JÚLIO CÉSAR COSTA disse:

Desde os 14 - creio eu - que este poema é o meu favorito. Sempre pensei que quando tu o escreveste estava em completa iluminação, diretamente ligado com o Pai Universal. Quem imaginaria que toda esta questão de ecologia ia virar este modismo (mais um?), quando tu dizes "há um passáro em teu ombro...não destrua parceiro..."; e essa opinião é forte e motivada pela data embaixo do poema: dois dias de puro transe?
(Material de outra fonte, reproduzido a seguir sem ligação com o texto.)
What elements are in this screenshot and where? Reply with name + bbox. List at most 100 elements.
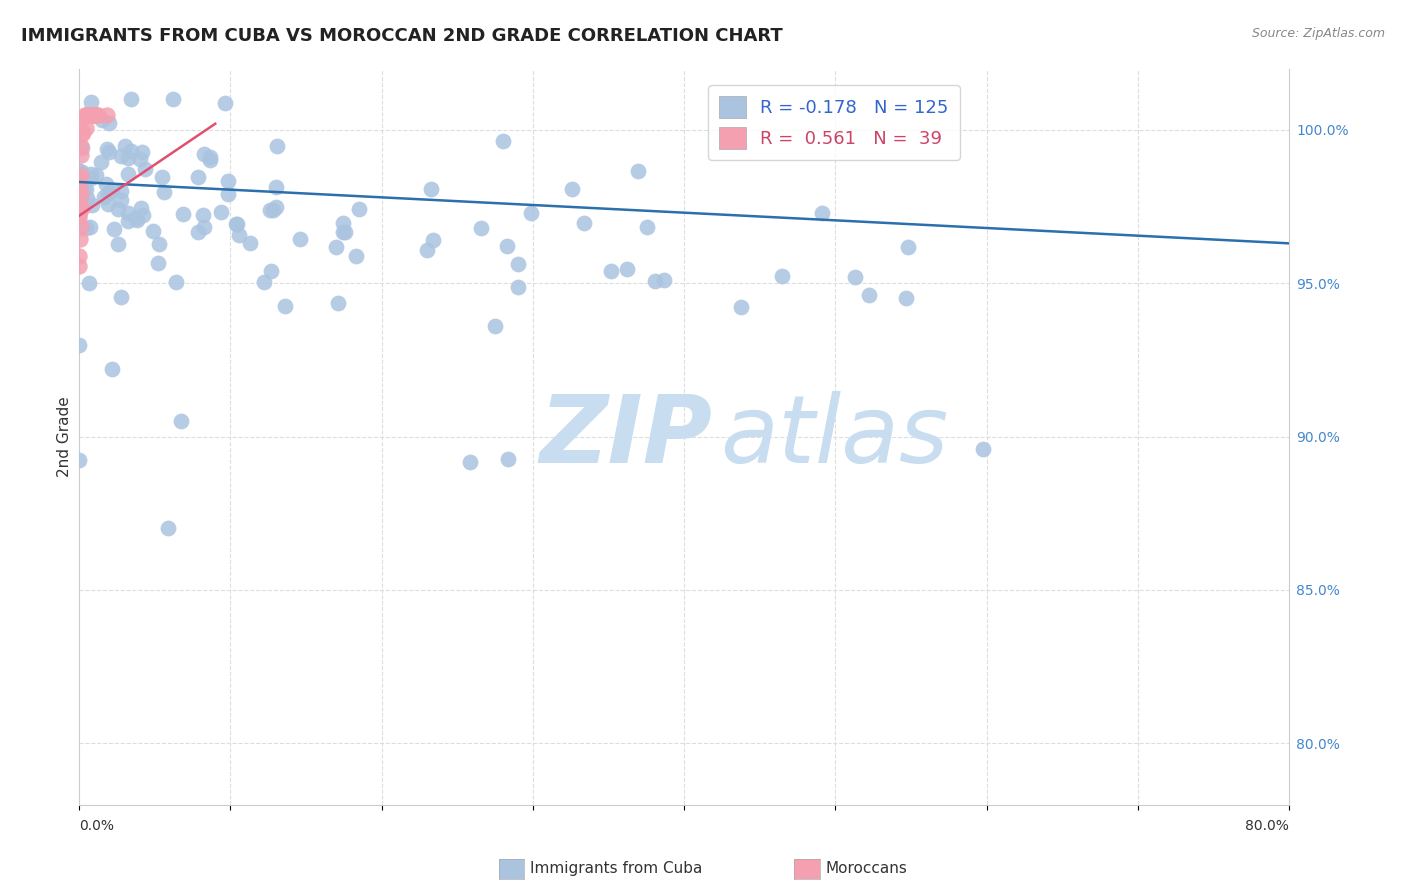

E a apresentação do LUCIO FLÁVIO falando da "lâmina afiada do capitalismo"( essa palavra: lâmina é outra vertigem), cortando nossa história e nossa região; área de segurança nacional; chico buarque; televisão; guerrilha do araguaia; peixe frito; cana pura; mojumaexto; violão; vitrola tocando roberto carlos; pipiras no quintal; o rio, o rio o rio o rio rio o rio rio... que época rapaz, que tempos!!! E o final dos bois entre bois e a estrada nos atravessando que persiste até hoje. Demir, tu estavas em transe quando escreveste isto: é a nossa estória condensada pelo poeta, pelo vate escolhido pelos deuses. Este poema é o poema que finalmente nos deu o conhecimento de que somos um povo, uma nação!!! Uma espécie especial de gente que deus colocou nesta peninsula mesopotâmica do sol!! Saudações Irmão!!! Saudações Sacerdote dessa ignota Terra!! Saudações Grande Médium, Santa Antena Poética da Amazônia!!! Nossa Igreja será um dia fundada e serás o Pontífice Máximo!! Guiarás nosso povo em busca de seu regogizo completo na volta à Mãe Terra ( à sempre sonhada Canãa)! Ao Grande Útero ( e também ao Úbere) Materno que é a TERRA; Esta Terra. O nosso catecismo será este poema: não o destrua parceiro, foge com eles minimo... O poema é a nossa resistência escrita a ferro e a fogo pelas mãos daquele que conhece o futuro, que antevê, que-tudo-vê; o Espírito que Anda, o moderno homero amazônico; o virgilio enclausurado nesse rincões amazônicos. O Pagão que é abençoado Salve, salve! EVÓE!!!!!!!!!!!!!
PS - caramba, escrevi tudo isso????
PS 2 - a hora fatal se aproxima!!!!
PS - 3 - deveria ser ensiando e reensinado nas escolas municipais. Quando os pretensiosos serão humildes e reconhecerão que apenas enxergam o próprio nariz ou o umbigo?